On January 18, 2012, the United States Supreme Court upheld the constitutionality of copyright legislation adopted 17 years earlier that extended U.S. copyright protection to foreign works previously in the public domain in the United States. The majority opinion in Golan v. Holder, with two dissenters, rejected claims that the controversial extension (deemed a "restoration") of copyright rights in the foreign works infringed the First Amendment and exceeded the intended scope of the Copyright Clause in the U.S. Constitution. Despite the long delay, the decision could have immediate practical impacts.
Background
The case had its roots in the tangled history of American involvement in international copyright agreements. For most of its history, the United States dealt with other countries on copyright matters on a bilateral basis, if at all. Although the United States belatedly signed on to the Berne Convention for the Protection of Literary and Artistic Works in 1989, it failed to afford fully reciprocal copyright protection to foreign works in the United States until 1994 when the Uruguay Round of trade negotiations produced both the World Trade Organization and the Agreement on Trade-Related Aspects of Intellectual Property Rights. The United States then adopted the Uruguay Round Agreements Act ("URAA"). Effective January 1, 1996, URAA extended copyright protection to foreign works previously in the American public domain. This had a dramatic impact on individuals and entities who had had free use of those works. The Golan plaintiffs claimed the extension was unconstitutional.

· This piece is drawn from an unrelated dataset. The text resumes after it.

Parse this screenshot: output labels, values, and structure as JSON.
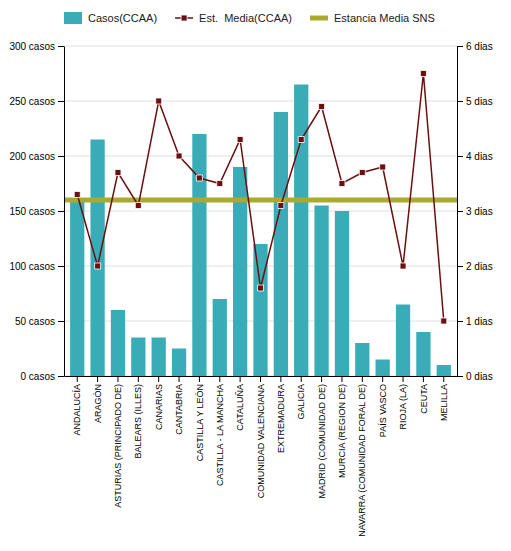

The majority opinion by Justice Ginsburg held that the Copyright Clause and the First Amendment do not bar Congress from exercising its legislative power to award protection to previously created works in the public domain. In so holding, the Court determined that the creation of new original expression is not the only objective of the Copyright Clause and that the "idea/expression dichotomy" and the fair use defense function as "built-in First Amendment accommodations."1 The dissent by Justice Breyer, in an equally scholarly analysis, found the majority's holding unsupported by the intent of the Constitution's framers and prior case law.2
Impacts and Actions
Beyond settling a longstanding legal dispute, the decision may have immediate impacts. The owners of a vast, if not immediately known, group of works created over six decades may decide to enforce their rights against U.S. entities that have used or are using those works. While URAA provides some protection to such U.S. users, at a minimum, they will have to stop using the works for free. United States creators of derivative works based on restored copyright may have to share their profits with the restored rights owners. In both cases, litigation is possible.

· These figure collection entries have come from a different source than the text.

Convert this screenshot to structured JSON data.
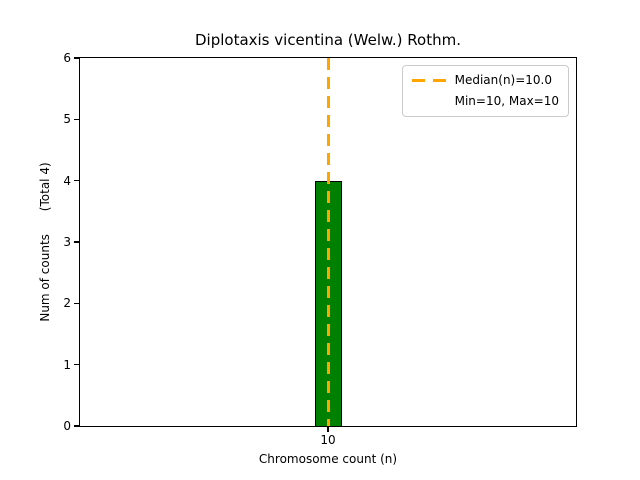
{
  "chart_data": {
    "type": "bar",
    "title": "Diplotaxis vicentina (Welw.) Rothm.",
    "xlabel": "Chromosome count (n)",
    "ylabel": "Num of counts      (Total 4)",
    "categories": [
      "10"
    ],
    "values": [
      4
    ],
    "total": 4,
    "ylim": [
      0,
      6
    ],
    "yticks": [
      0,
      1,
      2,
      3,
      4,
      5,
      6
    ],
    "xticks": [
      "10"
    ],
    "grid": false,
    "bar_color": "#008000",
    "bar_edge_color": "#000000",
    "median_line": {
      "x": "10",
      "value": 10.0,
      "color": "#FFA500",
      "style": "dashed"
    },
    "legend": {
      "position": "upper right",
      "entries": [
        {
          "label": "Median(n)=10.0",
          "sample": "dashed-line",
          "color": "#FFA500"
        },
        {
          "label": "Min=10, Max=10",
          "sample": "none",
          "color": null
        }
      ]
    }
  }
}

A restored rights owner that did not file notice with the Copyright Office before the end of 1997 must serve a "Notice of Intention to Enforce" ("NIE") before it can seek a remedy from a "reliance party," which the statute defines as someone who engages in what would have been infringement of copyright but for the work having been in the public domain prior to the restoration of copyright protection. No NIE is needed for infringers who are not reliance parties.
Finally, for derivative works based upon a "restored" work (say, the movie version of a book or a photograph of artwork for which copyright was restored), the derivative work can continue to be exploited if the owner of the restored copyright is paid "reasonable compensation." If agreement can't be reached on what is reasonable, it will be up to a federal court to decide, taking into account any harm to the actual or potential market for, or value of, the restored work from the continued performance of the derivative work and compensation for the relative expressive contributions of the authors of the restored and derivative works.
1Slip Opinion at 24 (quoting Eldred v. Ashcroft, 537 U.S. 186, 219 (2003).
2Justice Alito joined in the dissent. Justice Kagan did not participate.